Single by Faith Hill

from the album Faith
- B-side: "You Give Me Love"
- Released: September 14, 1998
- Studio: Masterfonics, The Music Mill (Nashville, Tennessee); The Bennett House (Franklin, Tennessee);
- Genre: Country
- Length: 4:25 (album version); 4:23 (pop remix); 4:07 (soundtrack version);
- Label: Warner Bros. Nashville
- Songwriters: Steve Diamond; Dennis Morgan;
- Producers: Faith Hill; Dann Huff;

Faith Hill singles chronology
| "Just to Hear You Say That You Love Me" (1998) | "Let Me Let Go" (1998) | "Love Ain't Like That" (1999) |

Music video
- "Let Me Let Go" on YouTube

= Let Me Let Go =

1998 single by Faith Hill

"Let Me Let Go" is a song written by Steve Diamond and Dennis Morgan and recorded by American country music singer Faith Hill. It was released on September 14, 1998, as the third single from Hill's third studio album, Faith (1998). The song features background vocals from Vince Gill. At the 42nd Annual Grammy Awards, it received a nomination for Best Female Country Vocal Performance.

==History==
"Let Me Let Go" was also remixed into a pop version and used as the soundtrack for the movie Message in a Bottle.

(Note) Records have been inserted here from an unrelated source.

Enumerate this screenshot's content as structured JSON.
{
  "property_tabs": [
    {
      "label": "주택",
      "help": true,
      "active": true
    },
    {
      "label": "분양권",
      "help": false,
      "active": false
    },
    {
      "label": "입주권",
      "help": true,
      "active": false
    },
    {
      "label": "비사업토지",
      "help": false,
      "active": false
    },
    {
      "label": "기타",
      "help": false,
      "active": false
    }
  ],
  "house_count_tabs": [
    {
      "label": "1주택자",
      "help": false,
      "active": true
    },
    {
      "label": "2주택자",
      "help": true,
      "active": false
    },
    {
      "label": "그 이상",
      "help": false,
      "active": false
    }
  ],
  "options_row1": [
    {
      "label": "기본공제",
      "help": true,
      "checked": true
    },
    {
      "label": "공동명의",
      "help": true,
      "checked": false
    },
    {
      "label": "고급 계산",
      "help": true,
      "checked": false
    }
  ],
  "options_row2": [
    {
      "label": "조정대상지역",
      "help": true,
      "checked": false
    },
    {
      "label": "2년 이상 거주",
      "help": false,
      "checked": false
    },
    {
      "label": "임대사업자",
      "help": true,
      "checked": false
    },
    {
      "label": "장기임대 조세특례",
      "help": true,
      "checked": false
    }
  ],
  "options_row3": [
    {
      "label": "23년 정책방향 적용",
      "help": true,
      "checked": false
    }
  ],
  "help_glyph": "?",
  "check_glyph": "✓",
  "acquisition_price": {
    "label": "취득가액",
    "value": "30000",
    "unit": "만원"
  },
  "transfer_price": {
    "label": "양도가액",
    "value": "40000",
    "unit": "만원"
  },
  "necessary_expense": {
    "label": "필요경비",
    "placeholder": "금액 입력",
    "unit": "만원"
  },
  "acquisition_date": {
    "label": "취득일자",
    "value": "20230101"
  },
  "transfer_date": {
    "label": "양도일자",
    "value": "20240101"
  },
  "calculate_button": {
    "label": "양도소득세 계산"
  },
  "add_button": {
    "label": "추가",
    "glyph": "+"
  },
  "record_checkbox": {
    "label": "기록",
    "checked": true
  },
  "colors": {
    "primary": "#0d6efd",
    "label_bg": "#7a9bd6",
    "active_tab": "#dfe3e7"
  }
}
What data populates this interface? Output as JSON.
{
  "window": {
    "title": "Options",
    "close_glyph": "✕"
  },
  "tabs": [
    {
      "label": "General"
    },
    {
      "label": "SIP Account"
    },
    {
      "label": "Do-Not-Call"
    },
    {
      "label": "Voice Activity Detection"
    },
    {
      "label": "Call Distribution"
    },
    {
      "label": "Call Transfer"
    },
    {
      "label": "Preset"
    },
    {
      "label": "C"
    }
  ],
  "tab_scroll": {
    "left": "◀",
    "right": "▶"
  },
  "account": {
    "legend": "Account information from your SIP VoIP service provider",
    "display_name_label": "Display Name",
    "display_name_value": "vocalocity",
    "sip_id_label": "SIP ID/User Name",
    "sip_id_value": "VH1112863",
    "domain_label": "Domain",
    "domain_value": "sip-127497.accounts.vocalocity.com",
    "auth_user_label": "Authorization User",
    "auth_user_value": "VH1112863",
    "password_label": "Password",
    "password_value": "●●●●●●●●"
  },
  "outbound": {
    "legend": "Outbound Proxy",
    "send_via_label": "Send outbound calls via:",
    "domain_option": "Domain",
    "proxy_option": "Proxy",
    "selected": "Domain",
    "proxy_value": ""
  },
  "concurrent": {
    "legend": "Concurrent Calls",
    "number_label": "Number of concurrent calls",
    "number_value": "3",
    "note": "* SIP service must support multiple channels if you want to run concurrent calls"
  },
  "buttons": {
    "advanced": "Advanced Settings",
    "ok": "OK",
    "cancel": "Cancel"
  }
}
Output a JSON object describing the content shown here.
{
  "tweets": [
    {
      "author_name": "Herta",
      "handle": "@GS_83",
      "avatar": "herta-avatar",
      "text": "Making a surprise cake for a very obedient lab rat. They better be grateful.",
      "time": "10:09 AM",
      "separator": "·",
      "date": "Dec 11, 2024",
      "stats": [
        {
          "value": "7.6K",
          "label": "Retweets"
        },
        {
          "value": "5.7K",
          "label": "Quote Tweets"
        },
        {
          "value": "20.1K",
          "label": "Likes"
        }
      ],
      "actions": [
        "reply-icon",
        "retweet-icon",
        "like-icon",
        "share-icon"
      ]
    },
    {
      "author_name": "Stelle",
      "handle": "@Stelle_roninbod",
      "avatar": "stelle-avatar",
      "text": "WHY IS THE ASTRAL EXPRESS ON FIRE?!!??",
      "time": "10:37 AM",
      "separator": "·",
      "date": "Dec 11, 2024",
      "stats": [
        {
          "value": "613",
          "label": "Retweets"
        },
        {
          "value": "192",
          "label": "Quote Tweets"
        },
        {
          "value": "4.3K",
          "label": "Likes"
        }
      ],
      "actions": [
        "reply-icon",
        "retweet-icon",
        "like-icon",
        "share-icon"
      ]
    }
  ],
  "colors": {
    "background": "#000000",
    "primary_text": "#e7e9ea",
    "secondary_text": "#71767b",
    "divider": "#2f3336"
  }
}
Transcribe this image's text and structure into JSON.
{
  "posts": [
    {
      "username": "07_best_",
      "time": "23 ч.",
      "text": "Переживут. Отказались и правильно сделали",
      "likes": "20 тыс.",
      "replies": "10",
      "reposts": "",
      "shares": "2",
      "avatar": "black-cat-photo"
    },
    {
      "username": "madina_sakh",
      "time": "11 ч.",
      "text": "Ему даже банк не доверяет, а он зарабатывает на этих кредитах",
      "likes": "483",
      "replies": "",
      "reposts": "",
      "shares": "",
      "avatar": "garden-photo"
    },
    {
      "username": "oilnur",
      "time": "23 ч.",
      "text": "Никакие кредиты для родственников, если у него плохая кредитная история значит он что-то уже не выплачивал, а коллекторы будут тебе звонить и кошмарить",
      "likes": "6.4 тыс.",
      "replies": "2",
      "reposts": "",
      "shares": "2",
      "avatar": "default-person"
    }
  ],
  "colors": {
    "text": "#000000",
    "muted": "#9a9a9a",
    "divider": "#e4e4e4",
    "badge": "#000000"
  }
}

The remix was also added to the international version of her album Faith titled Love Will Always Win and the 2001 compilation album There You'll Be. The song was nominated for a Grammy for Best Female Country Vocal Performance at the 42nd Annual Grammy Awards. Faith Hill performed the remix version of the song at the 2000 Grammy Awards ceremony. The footage of the performance was released on the DVD Grammy's Greatest Moments later that year.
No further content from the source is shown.